Noticias
José Antonio Millán publica Perdón imposible,
libro sobre puntuación
¡Comparte este contenido! Compartir en Facebook Compartir en X Compartir en WhatsApp Enviar por correo

Perdón imposible, el más reciente libro del lingüista español José Antonio Millán (Madrid, 1954), y que llegó a las librerías el pasado 22 de marzo, es una “guía para una puntuación más rica y consciente”.

Su título alude a una historia que circula atribuida a Carlos V según la cual el monarca estaba a punto de firmar la confirmación de una sentencia, que decía: “Perdón imposible, que cumpla su condena”... Pero, movido por una magnanimidad repentina, decidió mover la coma de sitio: “Perdón, imposible que cumpla su condena”, salvando la vida del reo.

Anécdotas semejantes, referidas a todos los signos de puntuación, se encuentran a través de toda la obra. Millán explicó que, tras el éxito de la británica Eats, shoots & leaves, de Lynne Truss —un tratado de puntuación que ha vendido cientos de miles de ejemplares—, se planteó hacer algo similar pero, al ser diferentes las reglas del inglés y el castellano, una traducción “no era la mejor idea”, por lo que se decidió a “hacer una obra nueva pero conservando el tono, es decir, dirigiéndose a todo el mundo, y no sólo a los filólogos”.

Millán constata que, a diferencia de otras lenguas, en la puntuación española “no existe una norma culta tajante” y, así, en nuestros escritos reina una anarquía de criterios que “convierte puntuar en una actividad creativa más, seña de estilo”.

El libro repasa la historia de la puntuación, desde los tiempos en que todos los textos se escribían juntos —sin separación entre palabras— y en mayúsculas, por lo que había que ser un experto para descifrarlos enseguida. De ahí que en el Satiricón de Petronio, cuando el rico Trimalción es sorprendido besando a un joven, se justifique así: “No porque sea guapo, sino porque es excelente: sabe dividir por diez, lee a simple vista”.

El sistema de puntuación también es fruto de los azares de la historia. Borges se lamentó de que, junto a los signos de interrogación o admiración, tan aceptados, no se hubieran ensayado los “de indecisión, de conmiseración, de ternura”, matices que el lenguaje oral o gestual sí alcanzan a expresar. Millán añade otro vacío: “La exclamación indica un tono de voz elevado, pero no tenemos un signo para indicar el susurro”.

Perdón imposible contiene ejemplos extraídos de libros de cocina, leyes, manuales de instrucciones, diarios, poemas, enciclopedias... “Una receta mal puntuada puede conducirnos al desastre”, apunta el autor.

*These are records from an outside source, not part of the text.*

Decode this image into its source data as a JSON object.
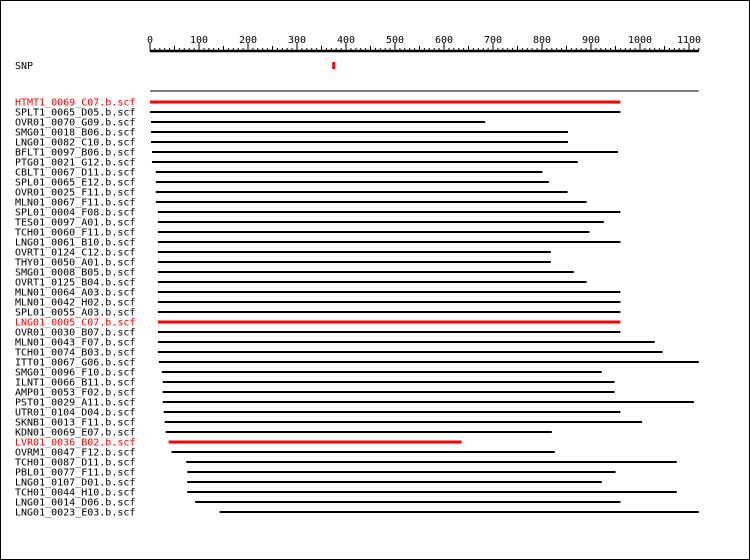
{
  "axis": {
    "ticks": [
      0,
      100,
      200,
      300,
      400,
      500,
      600,
      700,
      800,
      900,
      1000,
      1100
    ],
    "range": [
      0,
      1120
    ]
  },
  "snp": {
    "label": "SNP",
    "position": 375,
    "color": "#ff0000"
  },
  "colors": {
    "default": "#000000",
    "highlight": "#ff0000"
  },
  "reads": [
    {
      "name": "HTMT1_0069_C07.b.scf",
      "start": 0,
      "end": 960,
      "highlight": true
    },
    {
      "name": "SPLT1_0065_D05.b.scf",
      "start": 0,
      "end": 960,
      "highlight": false
    },
    {
      "name": "OVR01_0070_G09.b.scf",
      "start": 2,
      "end": 684,
      "highlight": false
    },
    {
      "name": "SMG01_0018_B06.b.scf",
      "start": 2,
      "end": 853,
      "highlight": false
    },
    {
      "name": "LNG01_0082_C10.b.scf",
      "start": 2,
      "end": 853,
      "highlight": false
    },
    {
      "name": "BFLT1_0097_B06.b.scf",
      "start": 4,
      "end": 955,
      "highlight": false
    },
    {
      "name": "PTG01_0021_G12.b.scf",
      "start": 4,
      "end": 873,
      "highlight": false
    },
    {
      "name": "CBLT1_0067_D11.b.scf",
      "start": 12,
      "end": 801,
      "highlight": false
    },
    {
      "name": "SPL01_0065_E12.b.scf",
      "start": 12,
      "end": 814,
      "highlight": false
    },
    {
      "name": "OVR01_0025_F11.b.scf",
      "start": 12,
      "end": 852,
      "highlight": false
    },
    {
      "name": "MLN01_0067_F11.b.scf",
      "start": 12,
      "end": 891,
      "highlight": false
    },
    {
      "name": "SPL01_0004_F08.b.scf",
      "start": 16,
      "end": 960,
      "highlight": false
    },
    {
      "name": "TES01_0097_A01.b.scf",
      "start": 16,
      "end": 926,
      "highlight": false
    },
    {
      "name": "TCH01_0060_F11.b.scf",
      "start": 16,
      "end": 897,
      "highlight": false
    },
    {
      "name": "LNG01_0061_B10.b.scf",
      "start": 16,
      "end": 960,
      "highlight": false
    },
    {
      "name": "OVRT1_0124_C12.b.scf",
      "start": 16,
      "end": 818,
      "highlight": false
    },
    {
      "name": "THY01_0050_A01.b.scf",
      "start": 16,
      "end": 818,
      "highlight": false
    },
    {
      "name": "SMG01_0008_B05.b.scf",
      "start": 16,
      "end": 865,
      "highlight": false
    },
    {
      "name": "OVRT1_0125_B04.b.scf",
      "start": 16,
      "end": 891,
      "highlight": false
    },
    {
      "name": "MLN01_0064_A03.b.scf",
      "start": 16,
      "end": 960,
      "highlight": false
    },
    {
      "name": "MLN01_0042_H02.b.scf",
      "start": 16,
      "end": 960,
      "highlight": false
    },
    {
      "name": "SPL01_0055_A03.b.scf",
      "start": 16,
      "end": 960,
      "highlight": false
    },
    {
      "name": "LNG01_0005_C07.b.scf",
      "start": 16,
      "end": 960,
      "highlight": true
    },
    {
      "name": "OVR01_0030_B07.b.scf",
      "start": 16,
      "end": 960,
      "highlight": false
    },
    {
      "name": "MLN01_0043_F07.b.scf",
      "start": 16,
      "end": 1030,
      "highlight": false
    },
    {
      "name": "TCH01_0074_B03.b.scf",
      "start": 16,
      "end": 1046,
      "highlight": false
    },
    {
      "name": "ITT01_0067_G06.b.scf",
      "start": 18,
      "end": 1120,
      "highlight": false
    },
    {
      "name": "SMG01_0096_F10.b.scf",
      "start": 24,
      "end": 922,
      "highlight": false
    },
    {
      "name": "ILNT1_0066_B11.b.scf",
      "start": 26,
      "end": 948,
      "highlight": false
    },
    {
      "name": "AMP01_0053_F02.b.scf",
      "start": 26,
      "end": 948,
      "highlight": false
    },
    {
      "name": "PST01_0029_A11.b.scf",
      "start": 26,
      "end": 1110,
      "highlight": false
    },
    {
      "name": "UTR01_0104_D04.b.scf",
      "start": 28,
      "end": 960,
      "highlight": false
    },
    {
      "name": "SKNB1_0013_F11.b.scf",
      "start": 30,
      "end": 1004,
      "highlight": false
    },
    {
      "name": "KDN01_0069_E07.b.scf",
      "start": 32,
      "end": 820,
      "highlight": false
    },
    {
      "name": "LVR01_0036_B02.b.scf",
      "start": 38,
      "end": 636,
      "highlight": true
    },
    {
      "name": "OVRM1_0047_F12.b.scf",
      "start": 44,
      "end": 826,
      "highlight": false
    },
    {
      "name": "TCH01_0087_D11.b.scf",
      "start": 74,
      "end": 1075,
      "highlight": false
    },
    {
      "name": "PBL01_0077_F11.b.scf",
      "start": 76,
      "end": 950,
      "highlight": false
    },
    {
      "name": "LNG01_0107_D01.b.scf",
      "start": 76,
      "end": 922,
      "highlight": false
    },
    {
      "name": "TCH01_0044_H10.b.scf",
      "start": 76,
      "end": 1075,
      "highlight": false
    },
    {
      "name": "LNG01_0014_D06.b.scf",
      "start": 92,
      "end": 960,
      "highlight": false
    },
    {
      "name": "LNG01_0023_E03.b.scf",
      "start": 142,
      "end": 1120,
      "highlight": false
    }
  ]
}
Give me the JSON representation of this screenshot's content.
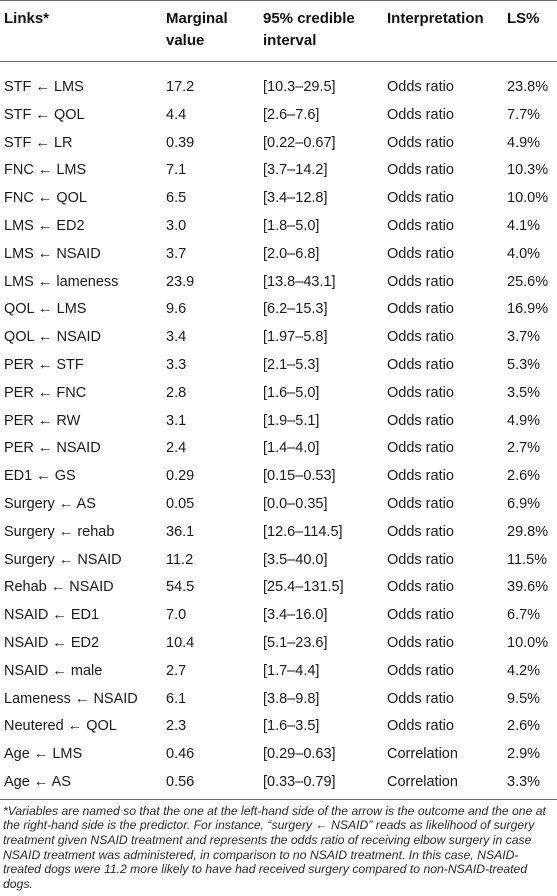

Las comas —“alegres, diversas, múltiples, minuciosas, salvadoras pero modestas”, en palabras de Guillermo Cabrera Infante— ocupan los primeros capítulos de la obra, seguidas por el punto y coma, los dos puntos, el punto y los puntos suspensivos; después vienen el paréntesis y las rayas, los signos de entonación, las comillas, el guión, el apóstrofo e incluso la ausencia de puntuación.

Hay, además, tres capítulos entre paréntesis —es decir, “de lectura optativa”—: uno sobre El Quijote, otro sobre las traducciones y un tercero sobre los signos en combinación.

La atención especial a El Quijote ha sido en virtud de que Cervantes —como casi todos los escritores del siglo XVII— escribía sin puntuación, que le era añadida por el impresor, quien, además, no ponía puntos y aparte; es decir, que “el 95% de la puntuación que conocemos del Quijote se la hemos añadido nosotros, o Paco Rico, para hacerlo más claro”.

Asimismo, los lectores que lo deseen pueden consultar en Internet un suplemento de la obra: ahí ha publicado Millán las notas, referencias exactas de las citas, bibliografía, fuentes, comentarios e ilustraciones que no aparecen en la manejable edición impresa del libro. También hay un concurso, que se renueva mensualmente, en el que se debe puntuar correctamente un texto, así como “ejemplos de puntuaciones raras, extrañas o malas”, donde abundan los titulares de periódicos.